Comparison between do-operator and conditional inference

Hi all,

I am playing around with the do-operator while following along with the lecture Causality: Jonas Peters, Part 1 and the post by inFERENCe toy example.

models
def model_01():
    x = numpyro.sample("x", dist.Normal(0, 1))
    _y = numpyro.sample("_y", dist.Normal(0, 1))
    y = numpyro.deterministic("y", x + 1 + jnp.sqrt(3) * _y)
    return x, y


def model_02():
    _y = numpyro.sample("_y", dist.Normal(0, 1))
    _x = numpyro.sample("_x", dist.Normal(0, 1))
    y = numpyro.deterministic("y", 1 + 2 * _y)
    x = numpyro.deterministic("x", (y - 1) / 4 + jnp.sqrt(3) * _x / 2)
    return x, y


def model_03():
    _z = numpyro.sample("_z", dist.Normal(0, 1))
    _y = numpyro.sample("_y", dist.Normal(0, 1))
    y = numpyro.deterministic("y", _z + 1 + jnp.sqrt(3) * _y)
    x = numpyro.deterministic("x", _z)
    return x, y

Given the three models above, I can see that both the joint distribution and the conditional, P(Y | X = 3) are equal.

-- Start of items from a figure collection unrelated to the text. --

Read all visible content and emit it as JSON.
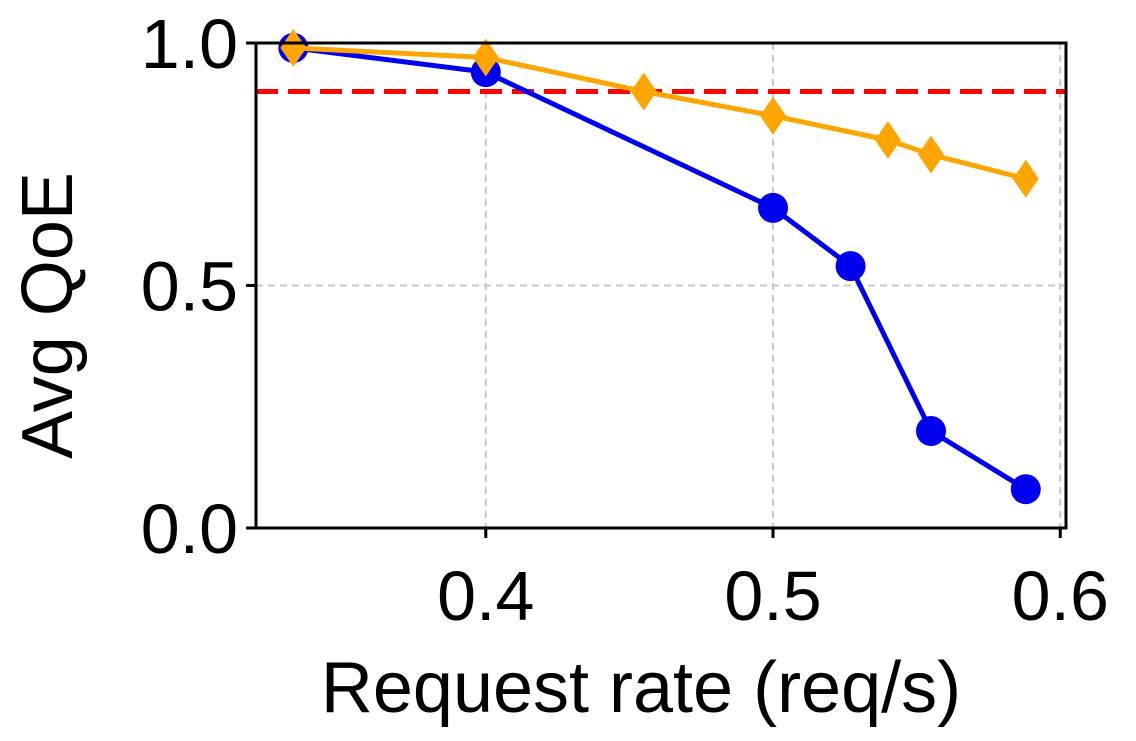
{
  "chart_data": {
    "type": "line",
    "title": "",
    "xlabel": "Request rate (req/s)",
    "ylabel": "Avg QoE",
    "xlim": [
      0.32,
      0.602
    ],
    "ylim": [
      0.0,
      1.0
    ],
    "xticks": [
      0.4,
      0.5,
      0.6
    ],
    "xtick_labels": [
      "0.4",
      "0.5",
      "0.6"
    ],
    "yticks": [
      0.0,
      0.5,
      1.0
    ],
    "ytick_labels": [
      "0.0",
      "0.5",
      "1.0"
    ],
    "grid": true,
    "legend": "none",
    "reference_line": {
      "y": 0.9,
      "color": "#ff0000",
      "style": "dashed"
    },
    "series": [
      {
        "color": "#0000ee",
        "marker": "circle",
        "x": [
          0.333,
          0.4,
          0.5,
          0.527,
          0.555,
          0.588
        ],
        "y": [
          0.99,
          0.94,
          0.66,
          0.54,
          0.2,
          0.08
        ]
      },
      {
        "color": "#ffa500",
        "marker": "diamond",
        "x": [
          0.333,
          0.4,
          0.455,
          0.5,
          0.54,
          0.555,
          0.588
        ],
        "y": [
          0.99,
          0.97,
          0.9,
          0.85,
          0.8,
          0.77,
          0.72
        ]
      }
    ]
  }
}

With this toy example, I wanted to see how numpyro.handlers.do and numpyro.handlers.condition differ expecting the intervention P_{do(X = 3)} \ne P(Y | X = 3). As in the blog post, I can show that P_{do(X = 3)} \ne P(Y | X = 3) is true by comparing the between the Figure 1 and 2, posterior of y. The intervention and conditioning differ because each model have different structural causal equations.

image
Figure 1: P(Y|X=3) for each model (the distributions look off because of the low number of samples. I am just trying to be consistent with the blog post)

image
Figure 2: P_{do(X = 3)} for each model.

image
Figure 3: numpyro.handlers.condition(..., data={"x": 3}) for each model.

What surprises me is that numpyro.handlers.do and numpyro.handlers.condition result in the same posterior for y. Is this expected? I don’t think an intervention with a do-operator is the same as Bayesian inference so is this result expected because of the mechanism/implementation of condition and do?

Link to the full notebook.


Note: Maybe this toy problem is not the greatest example because of at least two complications I came across.

  1. In Jonas Peters lecture and slides he emphasizes that P_{do(X = x)} \ne P(. | X = x), yet in the simplest X → Y model intervention and conditioning do equal… I think this is a simple proof…
  2. At times I am using numpyro.handlers.condition on a deterministic site which I think may cause some issues, see this post.

I believe your second explanation is correct: numpyro.handlers.condition is not compatible with numpyro.deterministic. Currently it has no effect, but perhaps condition should be modified to raise a NotImplementedError for deterministic sites.